Issue Position: Jobs

Issue Position

We are learning first hand the cruel lesson that the larger the government is, the less responsive it is to the people. Nowhere is this more apparent than in the so-called stimulus bill, which we were told would create millions of new jobs and keep unemployment below 8%.

Now, even though the "stimulus" (Recovery Act) has only created more debt and the unemployment has remained at 9.4% or higher for 17 straight months, John Spratt tells us he's been good for the district.

Consider the unemployment numbers below and then ask yourself if his words match reality:

South Carolina: 11%

Marlboro County: 18.5%

Chester County: 17.9%

Lancaster County: 16.2%

Dillon County: 15.5%

York County: 15.4%

Chesterfield County: 14.9%

Cherokee County: 14.6%

Lee County: 14.5%

Fairfield County: 13.4%

Darlington County: 13.3%

Sumter County: 13.2%

Florence County: 11.6%

Newberry County: 11.5%

Kershaw County: 11.1%

To have employees, we need employers. Simply demanding jobs, or conjuring them up with deficit spending, does not solve the problem. In fact, for every federal job that has been created, 5.3 private sector jobs have been lost.

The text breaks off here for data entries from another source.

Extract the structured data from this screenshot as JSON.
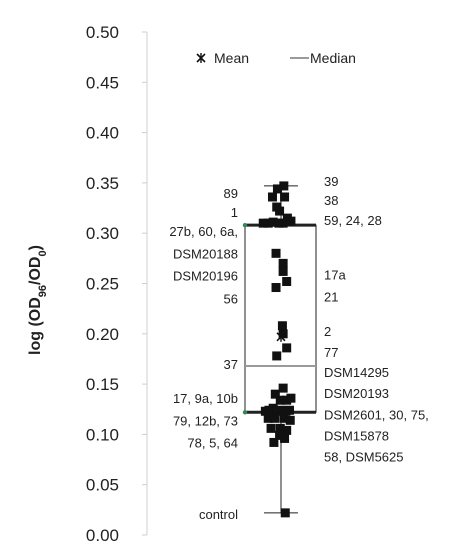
{
  "chart_data": {
    "type": "scatter",
    "subtype": "box-and-whisker with data points",
    "ylabel": "log (OD96/OD0)",
    "ylabel_parts": {
      "main": "log (OD",
      "sub1": "96",
      "mid": "/OD",
      "sub2": "0",
      "end": ")"
    },
    "ylim": [
      0.0,
      0.5
    ],
    "yticks": [
      "0.00",
      "0.05",
      "0.10",
      "0.15",
      "0.20",
      "0.25",
      "0.30",
      "0.35",
      "0.40",
      "0.45",
      "0.50"
    ],
    "grid": false,
    "legend": {
      "placement": "top-center",
      "items": [
        {
          "label": "Mean",
          "marker": "x-star"
        },
        {
          "label": "Median",
          "marker": "gray-line"
        }
      ]
    },
    "summary": {
      "mean": 0.197,
      "median": 0.168,
      "q1": 0.122,
      "q3": 0.308,
      "whisker_min": 0.022,
      "whisker_max": 0.347
    },
    "points": [
      {
        "x": 0.04,
        "y": 0.347
      },
      {
        "x": -0.05,
        "y": 0.344
      },
      {
        "x": -0.12,
        "y": 0.336
      },
      {
        "x": 0.05,
        "y": 0.336
      },
      {
        "x": -0.06,
        "y": 0.326
      },
      {
        "x": -0.02,
        "y": 0.322
      },
      {
        "x": 0.09,
        "y": 0.315
      },
      {
        "x": -0.25,
        "y": 0.31
      },
      {
        "x": -0.18,
        "y": 0.31
      },
      {
        "x": -0.11,
        "y": 0.311
      },
      {
        "x": -0.03,
        "y": 0.31
      },
      {
        "x": 0.03,
        "y": 0.31
      },
      {
        "x": 0.14,
        "y": 0.312
      },
      {
        "x": -0.07,
        "y": 0.28
      },
      {
        "x": 0.03,
        "y": 0.27
      },
      {
        "x": 0.03,
        "y": 0.262
      },
      {
        "x": 0.08,
        "y": 0.252
      },
      {
        "x": -0.07,
        "y": 0.246
      },
      {
        "x": 0.02,
        "y": 0.208
      },
      {
        "x": 0.03,
        "y": 0.2
      },
      {
        "x": 0.08,
        "y": 0.186
      },
      {
        "x": -0.06,
        "y": 0.178
      },
      {
        "x": 0.03,
        "y": 0.146
      },
      {
        "x": -0.08,
        "y": 0.14
      },
      {
        "x": -0.01,
        "y": 0.134
      },
      {
        "x": 0.08,
        "y": 0.134
      },
      {
        "x": 0.14,
        "y": 0.136
      },
      {
        "x": -0.22,
        "y": 0.123
      },
      {
        "x": -0.17,
        "y": 0.124
      },
      {
        "x": -0.11,
        "y": 0.126
      },
      {
        "x": -0.06,
        "y": 0.123
      },
      {
        "x": 0.0,
        "y": 0.124
      },
      {
        "x": 0.07,
        "y": 0.123
      },
      {
        "x": 0.12,
        "y": 0.124
      },
      {
        "x": -0.18,
        "y": 0.116
      },
      {
        "x": -0.09,
        "y": 0.116
      },
      {
        "x": 0.04,
        "y": 0.116
      },
      {
        "x": 0.13,
        "y": 0.114
      },
      {
        "x": -0.14,
        "y": 0.106
      },
      {
        "x": -0.01,
        "y": 0.106
      },
      {
        "x": 0.08,
        "y": 0.104
      },
      {
        "x": -0.02,
        "y": 0.099
      },
      {
        "x": 0.05,
        "y": 0.096
      },
      {
        "x": -0.1,
        "y": 0.092
      },
      {
        "x": 0.06,
        "y": 0.022
      }
    ],
    "annotations_left": [
      {
        "text": "89",
        "y": 0.34
      },
      {
        "text": "1",
        "y": 0.321
      },
      {
        "text": "27b, 60, 6a,",
        "y": 0.302
      },
      {
        "text": "DSM20188",
        "y": 0.28
      },
      {
        "text": "DSM20196",
        "y": 0.258
      },
      {
        "text": "56",
        "y": 0.235
      },
      {
        "text": "37",
        "y": 0.17
      },
      {
        "text": "17, 9a, 10b",
        "y": 0.136
      },
      {
        "text": "79, 12b, 73",
        "y": 0.114
      },
      {
        "text": "78, 5, 64",
        "y": 0.092
      },
      {
        "text": "control",
        "y": 0.021
      }
    ],
    "annotations_right": [
      {
        "text": "39",
        "y": 0.352
      },
      {
        "text": "38",
        "y": 0.333
      },
      {
        "text": "59, 24, 28",
        "y": 0.313
      },
      {
        "text": "17a",
        "y": 0.259
      },
      {
        "text": "21",
        "y": 0.237
      },
      {
        "text": "2",
        "y": 0.203
      },
      {
        "text": "77",
        "y": 0.182
      },
      {
        "text": "DSM14295",
        "y": 0.162
      },
      {
        "text": "DSM20193",
        "y": 0.141
      },
      {
        "text": "DSM2601, 30, 75,",
        "y": 0.12
      },
      {
        "text": "DSM15878",
        "y": 0.099
      },
      {
        "text": "58, DSM5625",
        "y": 0.078
      }
    ],
    "colors": {
      "points": "#111111",
      "box": "#222222",
      "median": "#9a9a9a",
      "axis": "#cfcfcf",
      "quartile_marker": "#2e8b57"
    }
  }
}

How do we turn this around? In contrast, I have proposed several specific actions we could take to rein in spending and get our country back on the right track:

1) Make the government live within its means: Federal workers make twice what their private sector colleagues make. That needs to change. We should bring federal pay into line with the private sector. We should also roll back discretionary spending -- which has grown 84% over the last few years -- to 2008 levels. And to keep spending from ballooning again, we should establish real spending caps, linking the growth of government to the growth of our own incomes. These steps alone would save more than a trillion dollars over the next ten years. Of course, a great first step in that process would be to actually pass a budget.

2) Repeal Obamacare. Nothing threatens job growth or long-term budget solvency like the massive health care takeover that Mr. Spratt shepherded through the House. Not only will this law cripple our health care system, but there is also no way to calculate how many agencies it will create, how many jobs it will destroy, or how much all that will cost. Even the Obama Administration has abandoned their original assertion that the health care takeover would reduce the deficit. The only question now is how big will the price tag eventually be.

3) Let business create jobs. When small businesses are laying folks off while the government is increasing its hiring, that is a formula for more spending and larger deficits. To control government growth, we should institute a federal hiring freeze. To kick-start business hiring, we should eliminate the capital gains tax and let American business do what it does best: grow, prosper, and create jobs.

4) Don't Raise Taxes. Nearly everyone agrees that we should not raise taxes during a recession. Unless Congress acts, income taxes, taxes on dividends and capital gains taxes will increase. The death tax will return in an even more dramatic fashion than before. The marriage penalty will be resurrected. And every family will have to pay $500 more in taxes for every child.